Rabbi Nissim Gudai, from adjacent Kiryat Arba settlement, was in the Arab vegetable market in Hebron when he was stabbed in the back and seriously wounded. The assailant fled.Israeli security forces closed the area and arrested several Palestinians. Angry settlers turned over vegetable carts in protest.
The attack occurred just as Israel's parliament met in a special session in Jerusalem called by right-wing political parties hoping to prevent the planned handover of Hebron to Palestinian self-rule at least until after May 29 elections.
Outside parliament, several hundred settlers held a protest demanding Israel stay in Hebron.

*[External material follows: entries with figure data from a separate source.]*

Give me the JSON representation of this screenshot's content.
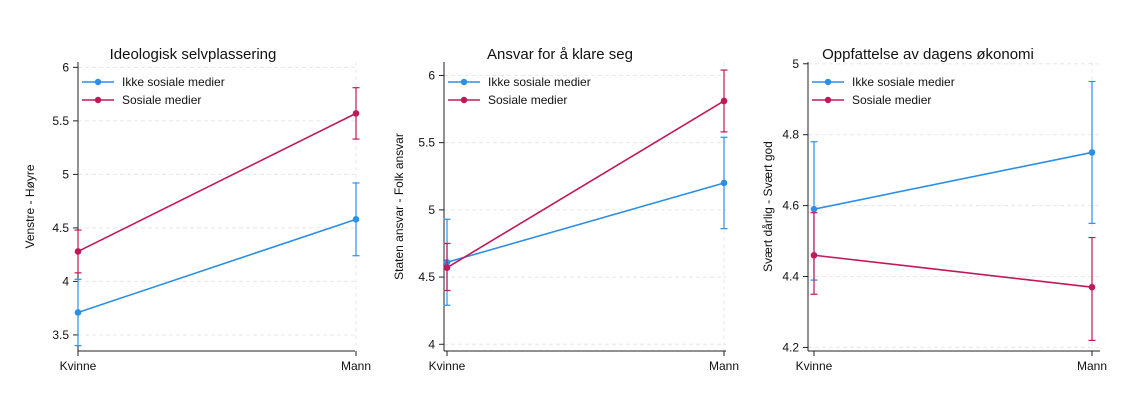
{
  "colors": {
    "ikke": "#2b8fe6",
    "sosiale": "#c2185b"
  },
  "chart_data": [
    {
      "type": "line",
      "title": "Ideologisk selvplassering",
      "ylabel": "Venstre - Høyre",
      "xlabel": "",
      "categories": [
        "Kvinne",
        "Mann"
      ],
      "ylim": [
        3.35,
        6.05
      ],
      "yticks": [
        3.5,
        4,
        4.5,
        5,
        5.5,
        6
      ],
      "ytick_labels": [
        "3.5",
        "4",
        "4.5",
        "5",
        "5.5",
        "6"
      ],
      "grid": true,
      "legend_position": "top-left",
      "series": [
        {
          "name": "Ikke sosiale medier",
          "color": "#2b8fe6",
          "values": [
            3.71,
            4.58
          ],
          "ci_low": [
            3.4,
            4.24
          ],
          "ci_high": [
            4.02,
            4.92
          ]
        },
        {
          "name": "Sosiale medier",
          "color": "#c2185b",
          "values": [
            4.28,
            5.57
          ],
          "ci_low": [
            4.08,
            5.33
          ],
          "ci_high": [
            4.48,
            5.81
          ]
        }
      ]
    },
    {
      "type": "line",
      "title": "Ansvar for å klare seg",
      "ylabel": "Staten ansvar - Folk ansvar",
      "xlabel": "",
      "categories": [
        "Kvinne",
        "Mann"
      ],
      "ylim": [
        3.95,
        6.1
      ],
      "yticks": [
        4,
        4.5,
        5,
        5.5,
        6
      ],
      "ytick_labels": [
        "4",
        "4.5",
        "5",
        "5.5",
        "6"
      ],
      "grid": true,
      "legend_position": "top-left",
      "series": [
        {
          "name": "Ikke sosiale medier",
          "color": "#2b8fe6",
          "values": [
            4.61,
            5.2
          ],
          "ci_low": [
            4.29,
            4.86
          ],
          "ci_high": [
            4.93,
            5.54
          ]
        },
        {
          "name": "Sosiale medier",
          "color": "#c2185b",
          "values": [
            4.57,
            5.81
          ],
          "ci_low": [
            4.4,
            5.58
          ],
          "ci_high": [
            4.75,
            6.04
          ]
        }
      ]
    },
    {
      "type": "line",
      "title": "Oppfattelse av dagens økonomi",
      "ylabel": "Svært dårlig - Svært god",
      "xlabel": "",
      "categories": [
        "Kvinne",
        "Mann"
      ],
      "ylim": [
        4.19,
        5.005
      ],
      "yticks": [
        4.2,
        4.4,
        4.6,
        4.8,
        5
      ],
      "ytick_labels": [
        "4.2",
        "4.4",
        "4.6",
        "4.8",
        "5"
      ],
      "grid": true,
      "legend_position": "top-left",
      "series": [
        {
          "name": "Ikke sosiale medier",
          "color": "#2b8fe6",
          "values": [
            4.59,
            4.75
          ],
          "ci_low": [
            4.39,
            4.55
          ],
          "ci_high": [
            4.78,
            4.95
          ]
        },
        {
          "name": "Sosiale medier",
          "color": "#c2185b",
          "values": [
            4.46,
            4.37
          ],
          "ci_low": [
            4.35,
            4.22
          ],
          "ci_high": [
            4.58,
            4.51
          ]
        }
      ]
    }
  ]
}
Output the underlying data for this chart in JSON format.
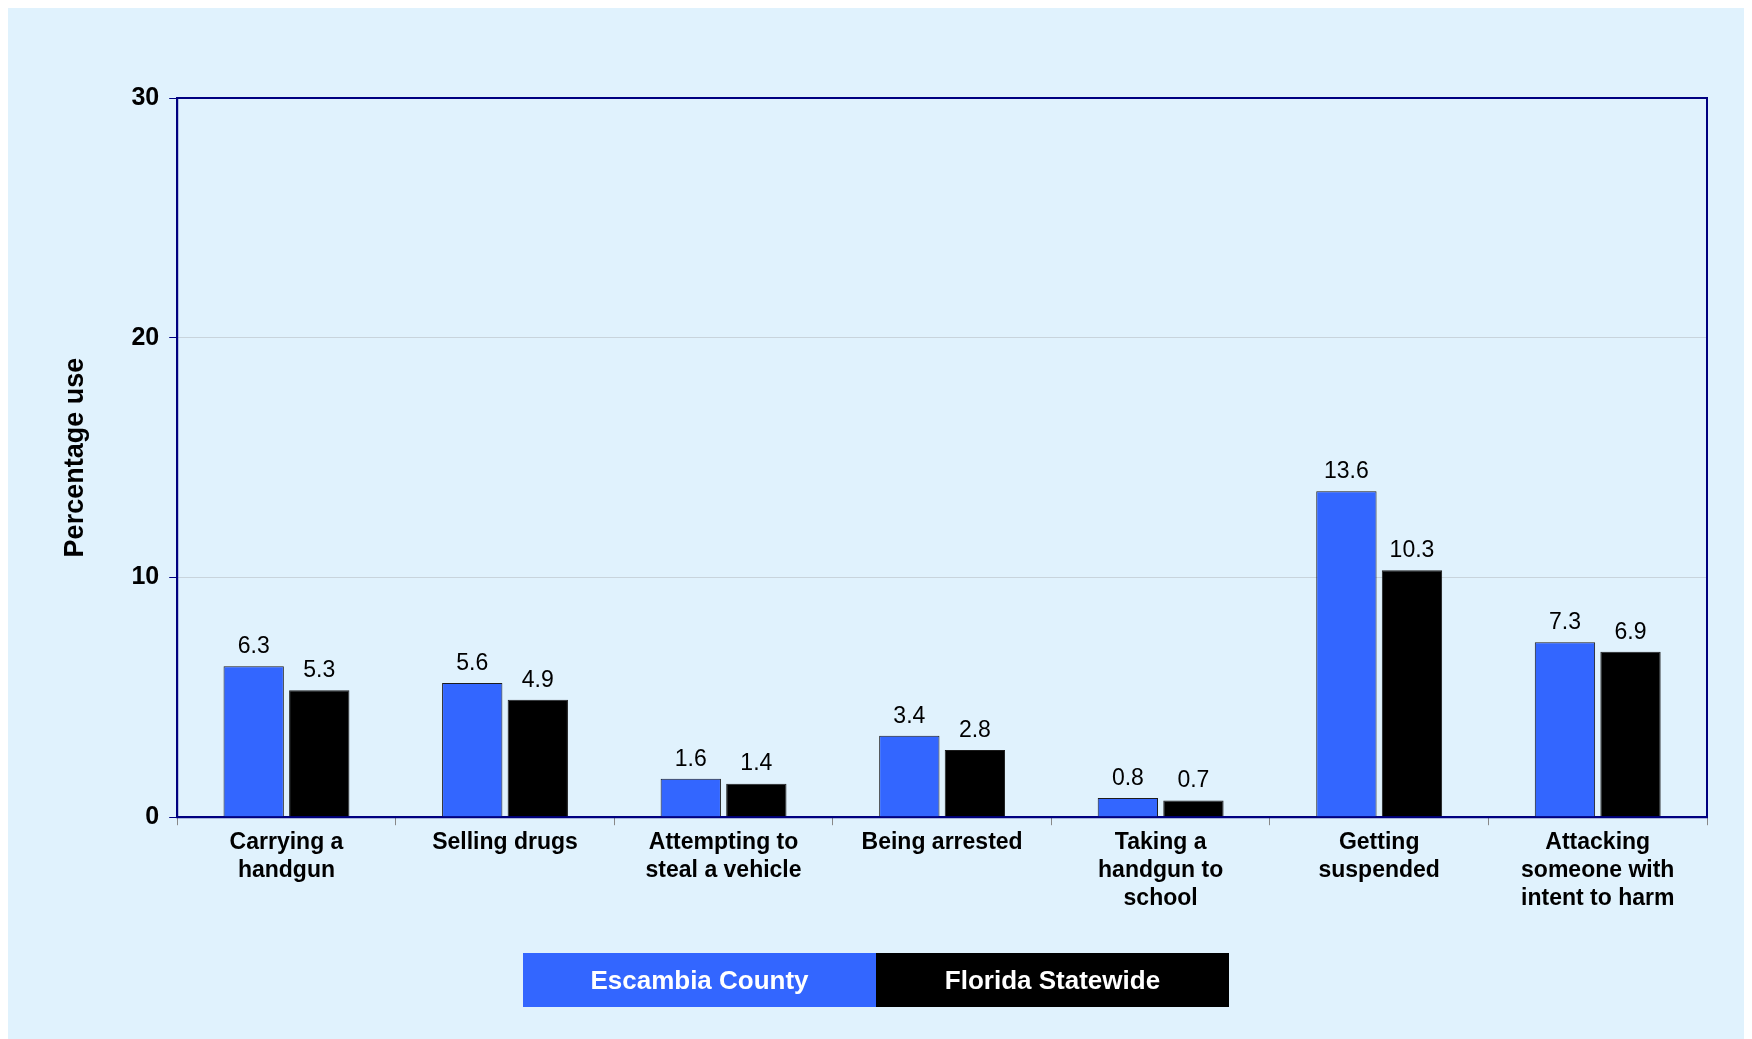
{
  "chart_data": {
    "type": "bar",
    "ylabel": "Percentage use",
    "categories": [
      "Carrying a handgun",
      "Selling drugs",
      "Attempting to steal a vehicle",
      "Being arrested",
      "Taking a handgun to school",
      "Getting suspended",
      "Attacking someone with intent to harm"
    ],
    "series": [
      {
        "name": "Escambia County",
        "color": "#3366ff",
        "values": [
          6.3,
          5.6,
          1.6,
          3.4,
          0.8,
          13.6,
          7.3
        ]
      },
      {
        "name": "Florida Statewide",
        "color": "#000000",
        "values": [
          5.3,
          4.9,
          1.4,
          2.8,
          0.7,
          10.3,
          6.9
        ]
      }
    ],
    "ylim": [
      0,
      30
    ],
    "yticks": [
      0,
      10,
      20,
      30
    ],
    "grid": "y",
    "legend": "bottom",
    "data_labels": true
  }
}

Opinion polls show Prime Minister Shimon Peres leading right-wing Likud challenger Benjamin Netanyahu by five points, 49 percent to 44 percent. But the polls show that with another seven percent uncommitted, the race could still go either way.
Hebron, traditional burial site of the biblical patriarch Abraham, is holy to both Jews and Moslems and is the only Arab West Bank city with Jewish residents - 400 Israelis living amid about 100,000 Palestinians.

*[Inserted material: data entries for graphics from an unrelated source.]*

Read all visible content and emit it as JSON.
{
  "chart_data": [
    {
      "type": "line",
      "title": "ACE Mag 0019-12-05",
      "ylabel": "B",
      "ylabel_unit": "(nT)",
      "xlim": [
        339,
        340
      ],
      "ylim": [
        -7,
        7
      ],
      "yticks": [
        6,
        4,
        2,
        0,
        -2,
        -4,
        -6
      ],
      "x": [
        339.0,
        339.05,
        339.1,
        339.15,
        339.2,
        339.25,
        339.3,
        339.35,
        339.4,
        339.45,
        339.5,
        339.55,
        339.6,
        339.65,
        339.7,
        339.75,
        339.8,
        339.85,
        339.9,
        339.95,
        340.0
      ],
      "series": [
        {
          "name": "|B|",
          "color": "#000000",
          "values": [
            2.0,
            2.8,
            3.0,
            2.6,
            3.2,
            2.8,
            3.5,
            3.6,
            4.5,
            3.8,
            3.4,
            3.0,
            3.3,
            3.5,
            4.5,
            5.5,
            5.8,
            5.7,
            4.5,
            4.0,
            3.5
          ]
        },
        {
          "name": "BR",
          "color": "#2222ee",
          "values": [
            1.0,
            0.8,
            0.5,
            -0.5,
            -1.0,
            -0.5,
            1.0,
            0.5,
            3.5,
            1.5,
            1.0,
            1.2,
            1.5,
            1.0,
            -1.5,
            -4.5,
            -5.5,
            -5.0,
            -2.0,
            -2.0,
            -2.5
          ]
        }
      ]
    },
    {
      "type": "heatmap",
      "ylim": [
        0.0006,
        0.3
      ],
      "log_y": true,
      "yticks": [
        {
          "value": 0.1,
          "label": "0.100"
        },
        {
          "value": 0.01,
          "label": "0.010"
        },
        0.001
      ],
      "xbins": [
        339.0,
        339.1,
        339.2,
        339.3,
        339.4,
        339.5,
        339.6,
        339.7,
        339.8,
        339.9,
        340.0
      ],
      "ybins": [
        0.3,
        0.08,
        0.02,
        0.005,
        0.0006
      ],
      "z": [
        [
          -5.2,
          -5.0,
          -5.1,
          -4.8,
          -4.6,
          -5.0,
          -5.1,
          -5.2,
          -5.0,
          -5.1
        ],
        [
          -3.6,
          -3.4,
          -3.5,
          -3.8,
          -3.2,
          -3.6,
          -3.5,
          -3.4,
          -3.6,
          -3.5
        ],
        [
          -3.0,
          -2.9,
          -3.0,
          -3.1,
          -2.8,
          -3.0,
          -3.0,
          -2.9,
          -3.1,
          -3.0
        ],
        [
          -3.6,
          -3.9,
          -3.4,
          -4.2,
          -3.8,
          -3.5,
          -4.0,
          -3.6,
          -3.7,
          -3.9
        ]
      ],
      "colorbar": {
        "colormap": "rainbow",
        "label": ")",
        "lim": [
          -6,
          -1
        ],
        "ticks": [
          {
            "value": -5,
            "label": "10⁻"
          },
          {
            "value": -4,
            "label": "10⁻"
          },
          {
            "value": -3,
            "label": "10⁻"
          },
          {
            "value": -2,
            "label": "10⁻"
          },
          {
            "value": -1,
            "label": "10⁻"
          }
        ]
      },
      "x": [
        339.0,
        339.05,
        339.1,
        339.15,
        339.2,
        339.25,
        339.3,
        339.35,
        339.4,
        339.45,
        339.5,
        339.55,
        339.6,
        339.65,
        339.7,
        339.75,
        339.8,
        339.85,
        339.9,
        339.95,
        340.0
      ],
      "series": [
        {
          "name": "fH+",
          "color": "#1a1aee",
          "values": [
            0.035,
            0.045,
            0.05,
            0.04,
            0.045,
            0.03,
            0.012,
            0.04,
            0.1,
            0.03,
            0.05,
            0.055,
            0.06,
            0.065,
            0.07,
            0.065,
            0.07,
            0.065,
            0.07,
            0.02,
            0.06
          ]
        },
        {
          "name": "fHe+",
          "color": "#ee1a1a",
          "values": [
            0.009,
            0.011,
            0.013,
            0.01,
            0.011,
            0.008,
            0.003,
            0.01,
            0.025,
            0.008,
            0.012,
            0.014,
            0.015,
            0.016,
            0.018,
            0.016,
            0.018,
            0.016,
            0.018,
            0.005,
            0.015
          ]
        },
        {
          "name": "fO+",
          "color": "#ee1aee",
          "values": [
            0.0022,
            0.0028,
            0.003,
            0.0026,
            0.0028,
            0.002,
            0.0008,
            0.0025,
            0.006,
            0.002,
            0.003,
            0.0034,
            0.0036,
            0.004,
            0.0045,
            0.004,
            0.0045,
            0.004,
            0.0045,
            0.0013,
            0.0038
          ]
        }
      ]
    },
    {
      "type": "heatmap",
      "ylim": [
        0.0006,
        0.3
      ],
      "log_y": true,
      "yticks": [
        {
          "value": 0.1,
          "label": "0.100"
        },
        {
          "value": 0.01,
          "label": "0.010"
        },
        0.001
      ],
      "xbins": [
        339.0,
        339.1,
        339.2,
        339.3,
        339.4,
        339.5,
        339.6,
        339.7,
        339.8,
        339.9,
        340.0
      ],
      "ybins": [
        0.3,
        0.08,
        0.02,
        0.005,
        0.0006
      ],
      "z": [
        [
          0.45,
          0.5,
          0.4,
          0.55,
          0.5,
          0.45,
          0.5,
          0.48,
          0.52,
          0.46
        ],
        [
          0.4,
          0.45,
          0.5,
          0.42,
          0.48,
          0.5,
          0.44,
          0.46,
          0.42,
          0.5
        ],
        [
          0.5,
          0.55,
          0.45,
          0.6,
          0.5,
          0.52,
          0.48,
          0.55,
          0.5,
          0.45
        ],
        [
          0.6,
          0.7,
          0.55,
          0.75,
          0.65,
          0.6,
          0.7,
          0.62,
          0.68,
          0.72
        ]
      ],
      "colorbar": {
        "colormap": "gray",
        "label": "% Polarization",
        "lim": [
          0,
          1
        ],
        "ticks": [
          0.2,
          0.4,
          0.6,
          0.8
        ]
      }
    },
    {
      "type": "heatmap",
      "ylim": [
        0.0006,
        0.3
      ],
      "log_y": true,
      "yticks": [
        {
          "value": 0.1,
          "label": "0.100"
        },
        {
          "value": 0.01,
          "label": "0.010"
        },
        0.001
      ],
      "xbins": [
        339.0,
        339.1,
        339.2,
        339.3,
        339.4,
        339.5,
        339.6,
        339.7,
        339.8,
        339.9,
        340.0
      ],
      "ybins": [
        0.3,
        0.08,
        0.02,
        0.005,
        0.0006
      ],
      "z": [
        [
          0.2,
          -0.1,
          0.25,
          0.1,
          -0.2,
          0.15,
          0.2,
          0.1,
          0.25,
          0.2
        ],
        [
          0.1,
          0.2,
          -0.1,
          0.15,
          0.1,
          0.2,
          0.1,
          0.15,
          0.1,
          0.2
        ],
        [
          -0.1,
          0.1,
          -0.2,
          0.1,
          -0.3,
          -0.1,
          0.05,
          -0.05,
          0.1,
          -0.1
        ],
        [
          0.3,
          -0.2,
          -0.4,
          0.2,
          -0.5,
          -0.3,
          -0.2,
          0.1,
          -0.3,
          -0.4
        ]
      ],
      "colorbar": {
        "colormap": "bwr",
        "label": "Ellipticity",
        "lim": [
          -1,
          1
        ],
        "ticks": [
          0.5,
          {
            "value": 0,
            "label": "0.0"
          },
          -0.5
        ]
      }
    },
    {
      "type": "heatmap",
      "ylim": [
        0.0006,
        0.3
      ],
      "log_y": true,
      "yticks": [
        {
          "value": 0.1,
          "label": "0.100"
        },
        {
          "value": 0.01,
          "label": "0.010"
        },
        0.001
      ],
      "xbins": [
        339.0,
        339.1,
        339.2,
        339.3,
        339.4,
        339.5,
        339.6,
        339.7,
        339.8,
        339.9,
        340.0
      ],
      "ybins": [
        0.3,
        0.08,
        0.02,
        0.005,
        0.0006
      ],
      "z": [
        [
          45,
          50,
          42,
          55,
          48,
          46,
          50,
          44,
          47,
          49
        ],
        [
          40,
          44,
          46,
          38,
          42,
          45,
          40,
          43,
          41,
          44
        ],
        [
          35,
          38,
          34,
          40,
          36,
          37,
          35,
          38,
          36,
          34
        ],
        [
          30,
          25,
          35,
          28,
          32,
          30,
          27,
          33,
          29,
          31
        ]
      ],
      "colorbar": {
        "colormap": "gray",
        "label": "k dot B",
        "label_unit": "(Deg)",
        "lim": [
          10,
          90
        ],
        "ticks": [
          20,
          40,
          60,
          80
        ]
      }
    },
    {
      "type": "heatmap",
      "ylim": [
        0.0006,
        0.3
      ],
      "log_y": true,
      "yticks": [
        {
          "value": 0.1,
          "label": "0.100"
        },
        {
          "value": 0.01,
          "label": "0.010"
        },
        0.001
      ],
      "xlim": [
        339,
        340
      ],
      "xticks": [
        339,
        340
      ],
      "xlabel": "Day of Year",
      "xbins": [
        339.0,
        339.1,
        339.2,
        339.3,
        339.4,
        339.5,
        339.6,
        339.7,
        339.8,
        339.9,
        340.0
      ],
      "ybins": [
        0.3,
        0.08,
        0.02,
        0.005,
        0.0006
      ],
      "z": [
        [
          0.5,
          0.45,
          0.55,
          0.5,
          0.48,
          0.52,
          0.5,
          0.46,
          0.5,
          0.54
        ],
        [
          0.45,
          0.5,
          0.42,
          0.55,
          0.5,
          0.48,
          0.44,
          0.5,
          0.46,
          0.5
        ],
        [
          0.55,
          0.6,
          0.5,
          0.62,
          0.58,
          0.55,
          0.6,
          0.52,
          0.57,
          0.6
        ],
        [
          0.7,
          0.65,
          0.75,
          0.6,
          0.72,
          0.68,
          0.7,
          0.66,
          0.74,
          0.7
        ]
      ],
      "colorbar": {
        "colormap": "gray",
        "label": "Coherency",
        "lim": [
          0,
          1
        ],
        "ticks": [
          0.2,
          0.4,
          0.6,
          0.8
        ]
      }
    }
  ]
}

Hebron is also the last of seven West Bank towns occupied in the 1967 Arab-Israeli war still due to be handed over to the Palestinians under peace deals. Israeli troops will remain only in areas where the settlers live.
Peres has promised to press ahead with the handover, delayed by Islamic suicide bombings that killed 59 people in Israel in February and March. But Peres has not said when the transfer will take place.
In Paris on Wednesday, Peres said Israeli and Palestinian negotiators would meet to discuss how to deal with the matter.